Let’s face it, life gets in the way. I’m
a walking/talking example—I’m a month behind my personal schedule as a result
of real life (and two colds) keeping me from writing. Life has an annoying
tendency to take our minds away from our characters and make us talk to and
interact with actual living, breathing people. When this happens and I get back
to my writing, what momentum I’d built up has gone bye-bye. Then I have to take valuable writing time to
go back over what I’d done before to bring myself back up to speed.
It’s not just the words that we lose our grasp on
when we don’t (or can’t) write every day. A particular character’s emotional
state, emotions they had in the scene where you stopped were right there,
bubbling on the surface of your consciousness, ready to be tapped again. If you
lose a day or two, that bubbling has stopped.
To write every day takes discipline and persistence.
Discipline to do it, and persistence to see it through to the end of the book,
and beyond to getting an agent and publisher.
For those who want it badly enough, the dream of reaching that final
goal is enough to keep us moving forward. There are plenty of roadblocks: life,
family and friends who don’t understand (or worse yet, who don’t believe in
you), and just the cold, hard truth that writing is hard work. It’s lonely
work. If you want to be a published writer, you have to trudge on despite all
of this.
I have a full-time job, so carving out time to write
wasn’t (and still isn’t) easy; but I really wanted to be published, so I found
the time. I started writing on a more regular schedule, and I could see the
improvement. And when I saw the improvement, I wanted to write more. With that
came confidence and a determination to reach my goal.

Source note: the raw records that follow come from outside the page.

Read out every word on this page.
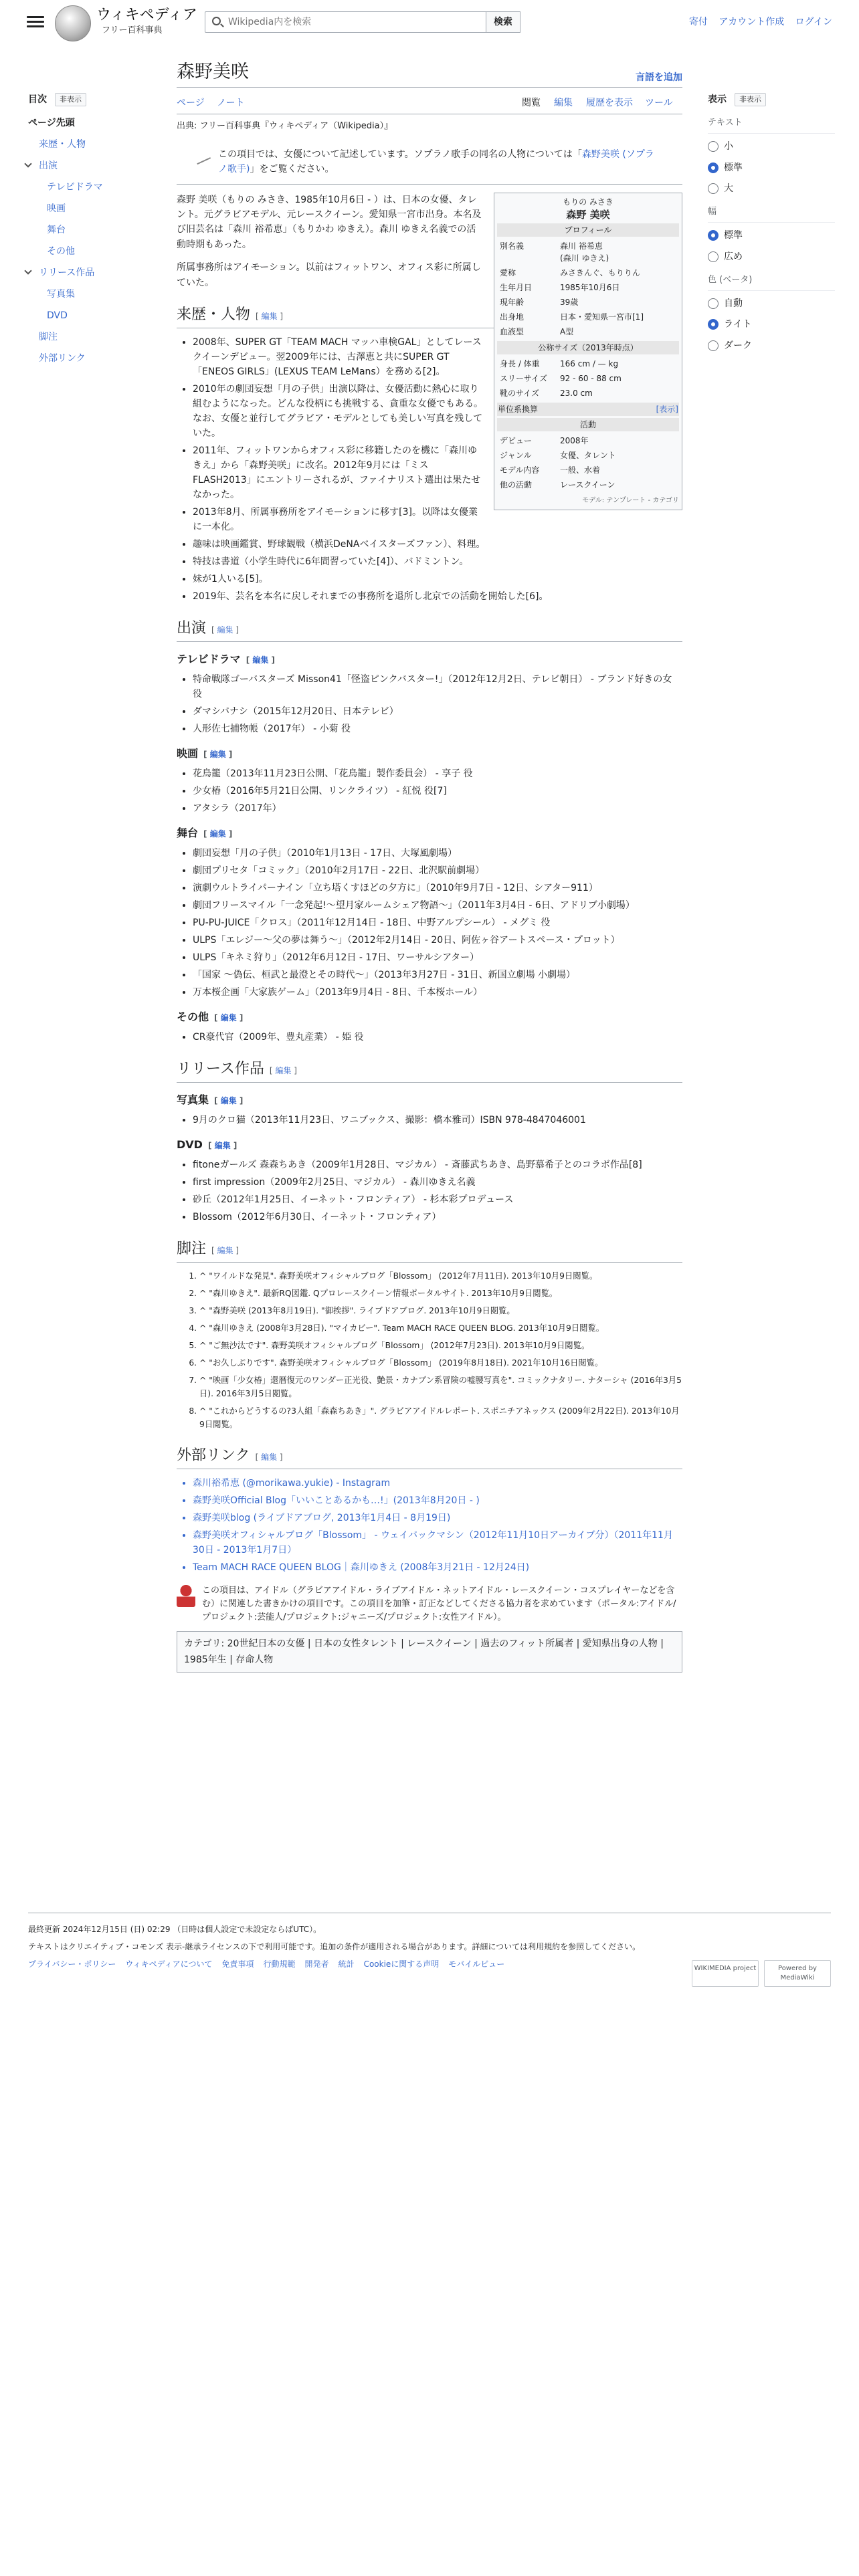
ウィキペディア
フリー百科事典
Wikipedia内を検索
検索	寄付 アカウント作成 ログイン
目次	非表示
ページ先頭
来歴・人物
出演
テレビドラマ
映画
舞台
その他
リリース作品
写真集
DVD
脚注
外部リンク
表示	非表示
テキスト
小
標準
大
幅
標準
広め
色 (ベータ)
自動
ライト
ダーク
森野美咲	言語を追加
ページ ノート	閲覧 編集 履歴を表示 ツール
出典: フリー百科事典『ウィキペディア（Wikipedia）』
この項目では、女優について記述しています。ソプラノ歌手の同名の人物については「森野美咲 (ソプラノ歌手)」をご覧ください。
もりの みさき
森野 美咲
プロフィール
別名義	森川 裕希恵
(森川 ゆきえ)
愛称	みさきんぐ、もりりん
生年月日	1985年10月6日
現年齢	39歳
出身地	日本・愛知県一宮市[1]
血液型	A型
公称サイズ（2013年時点）
身長 / 体重	166 cm / — kg
スリーサイズ	92 - 60 - 88 cm
靴のサイズ	23.0 cm
単位系換算	[表示]
活動
デビュー	2008年
ジャンル	女優、タレント
モデル内容	一般、水着
他の活動	レースクイーン
モデル: テンプレート - カテゴリ

森野 美咲（もりの みさき、1985年10月6日 - ）は、日本の女優、タレント。元グラビアモデル、元レースクイーン。愛知県一宮市出身。本名及び旧芸名は「森川 裕希恵」（もりかわ ゆきえ）。森川 ゆきえ名義での活動時期もあった。

所属事務所はアイモーション。以前はフィットワン、オフィス彩に所属していた。

来歴・人物 [ 編集 ]
• 2008年、SUPER GT「TEAM MACH マッハ車検GAL」としてレースクイーンデビュー。翌2009年には、古澤恵と共にSUPER GT「ENEOS GIRLS」(LEXUS TEAM LeMans）を務める[2]。
• 2010年の劇団妄想「月の子供」出演以降は、女優活動に熱心に取り組むようになった。どんな役柄にも挑戦する、貪重な女優でもある。なお、女優と並行してグラビア・モデルとしても美しい写真を残していた。
• 2011年、フィットワンからオフィス彩に移籍したのを機に「森川ゆきえ」から「森野美咲」に改名。2012年9月には「ミスFLASH2013」にエントリーされるが、ファイナリスト選出は果たせなかった。
• 2013年8月、所属事務所をアイモーションに移す[3]。以降は女優業に一本化。
• 趣味は映画鑑賞、野球観戦（横浜DeNAベイスターズファン）、料理。
• 特技は書道（小学生時代に6年間習っていた[4]）、バドミントン。
• 妹が1人いる[5]。
• 2019年、芸名を本名に戻しそれまでの事務所を退所し北京での活動を開始した[6]。
出演 [ 編集 ]
テレビドラマ [ 編集 ]
• 特命戦隊ゴーバスターズ Misson41「怪盗ピンクバスター!」（2012年12月2日、テレビ朝日） - ブランド好きの女 役
• ダマシバナシ（2015年12月20日、日本テレビ）
• 人形佐七捕物帳（2017年） - 小菊 役
映画 [ 編集 ]
• 花鳥籠（2013年11月23日公開、「花鳥籠」製作委員会） - 享子 役
• 少女椿（2016年5月21日公開、リンクライツ） - 紅悦 役[7]
• アタシラ（2017年）
舞台 [ 編集 ]
• 劇団妄想「月の子供」（2010年1月13日 - 17日、大塚風劇場）
• 劇団プリセタ「コミック」（2010年2月17日 - 22日、北沢駅前劇場）
• 演劇ウルトライパーナイン「立ち塔くすほどの夕方に」（2010年9月7日 - 12日、シアター911）
• 劇団フリースマイル「一念発起!〜望月家ルームシェア物語〜」（2011年3月4日 - 6日、アドリブ小劇場）
• PU-PU-JUICE「クロス」（2011年12月14日 - 18日、中野アルプシール） - メグミ 役
• ULPS「エレジー〜父の夢は舞う〜」（2012年2月14日 - 20日、阿佐ヶ谷アートスペース・プロット）
• ULPS「キネミ狩り」（2012年6月12日 - 17日、ワーサルシアター）
• 「国家 〜偽伝、桓武と最澄とその時代〜」（2013年3月27日 - 31日、新国立劇場 小劇場）
• 万本桜企画「大家族ゲーム」（2013年9月4日 - 8日、千本桜ホール）
その他 [ 編集 ]
• CR豪代官（2009年、豊丸産業） - 姫 役
リリース作品 [ 編集 ]
写真集 [ 編集 ]
• 9月のクロ猫（2013年11月23日、ワニブックス、撮影：橋本雅司）ISBN 978-4847046001
DVD [ 編集 ]
• fitoneガールズ 森森ちあき（2009年1月28日、マジカル） - 斎藤武ちあき、島野慕希子とのコラボ作品[8]
• first impression（2009年2月25日、マジカル） - 森川ゆきえ名義
• 砂丘（2012年1月25日、イーネット・フロンティア） - 杉本彩プロデュース
• Blossom（2012年6月30日、イーネット・フロンティア）
脚注 [ 編集 ]
1. ^ "ワイルドな発見". 森野美咲オフィシャルブログ「Blossom」 (2012年7月11日). 2013年10月9日閲覧。
2. ^ "森川ゆきえ". 最新RQ図鑑. Qプロレースクイーン情報ポータルサイト. 2013年10月9日閲覧。
3. ^ "森野美咲 (2013年8月19日). "御挨拶". ライブドアブログ. 2013年10月9日閲覧。
4. ^ "森川ゆきえ (2008年3月28日). "マイカビー". Team MACH RACE QUEEN BLOG. 2013年10月9日閲覧。
5. ^ "ご無沙汰です". 森野美咲オフィシャルブログ「Blossom」 (2012年7月23日). 2013年10月9日閲覧。
6. ^ "お久しぶりです". 森野美咲オフィシャルブログ「Blossom」 (2019年8月18日). 2021年10月16日閲覧。
7. ^ "映画「少女椿」還暦復元のワンダー正光役、艶景・カナブン系冒険の嘘腰写真を". コミックナタリー. ナターシャ (2016年3月5日). 2016年3月5日閲覧。
8. ^ "これからどうするの?3人組「森森ちあき」". グラビアアイドルレポート. スポニチアネックス (2009年2月22日). 2013年10月9日閲覧。
外部リンク [ 編集 ]
• 森川裕希恵 (@morikawa.yukie) - Instagram
• 森野美咲Official Blog「いいことあるかも…!」(2013年8月20日 - )
• 森野美咲blog (ライブドアブログ, 2013年1月4日 - 8月19日)
• 森野美咲オフィシャルブログ「Blossom」 - ウェイバックマシン（2012年11月10日アーカイブ分）（2011年11月30日 - 2013年1月7日）
• Team MACH RACE QUEEN BLOG｜森川ゆきえ (2008年3月21日 - 12月24日)
この項目は、アイドル（グラビアアイドル・ライブアイドル・ネットアイドル・レースクイーン・コスプレイヤーなどを含む）に関連した書きかけの項目です。この項目を加筆・訂正などしてくださる協力者を求めています（ポータル:アイドル/プロジェクト:芸能人/プロジェクト:ジャニーズ/プロジェクト:女性アイドル）。
カテゴリ: 20世紀日本の女優 | 日本の女性タレント | レースクイーン | 過去のフィット所属者 | 愛知県出身の人物 | 1985年生 | 存命人物
最終更新 2024年12月15日 (日) 02:29 （日時は個人設定で未設定ならばUTC）。
テキストはクリエイティブ・コモンズ 表示-継承ライセンスの下で利用可能です。追加の条件が適用される場合があります。詳細については利用規約を参照してください。
プライバシー・ポリシー ウィキペディアについて 免責事項 行動規範 開発者 統計 Cookieに関する声明 モバイルビュー	WIKIMEDIA project	Powered by MediaWiki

I’d still be writing even if I wasn’t published,
because writing isn’t just what I do—writing is who I am. It’s like an
addiction, you can’t stop, and you don’t want to. When I’m not writing, I’m
thinking about writing. When I’m writing, I’m happy. When I’m between projects,
I can get a little cranky. Just ask my amazingly patient and supportive
husband.
Writing for publication is like any other goal worth
working and fighting for. You have to
put your nose to the proverbial grindstone and just do the work. Believe me,
after working for it for over twenty years, it is so worth it.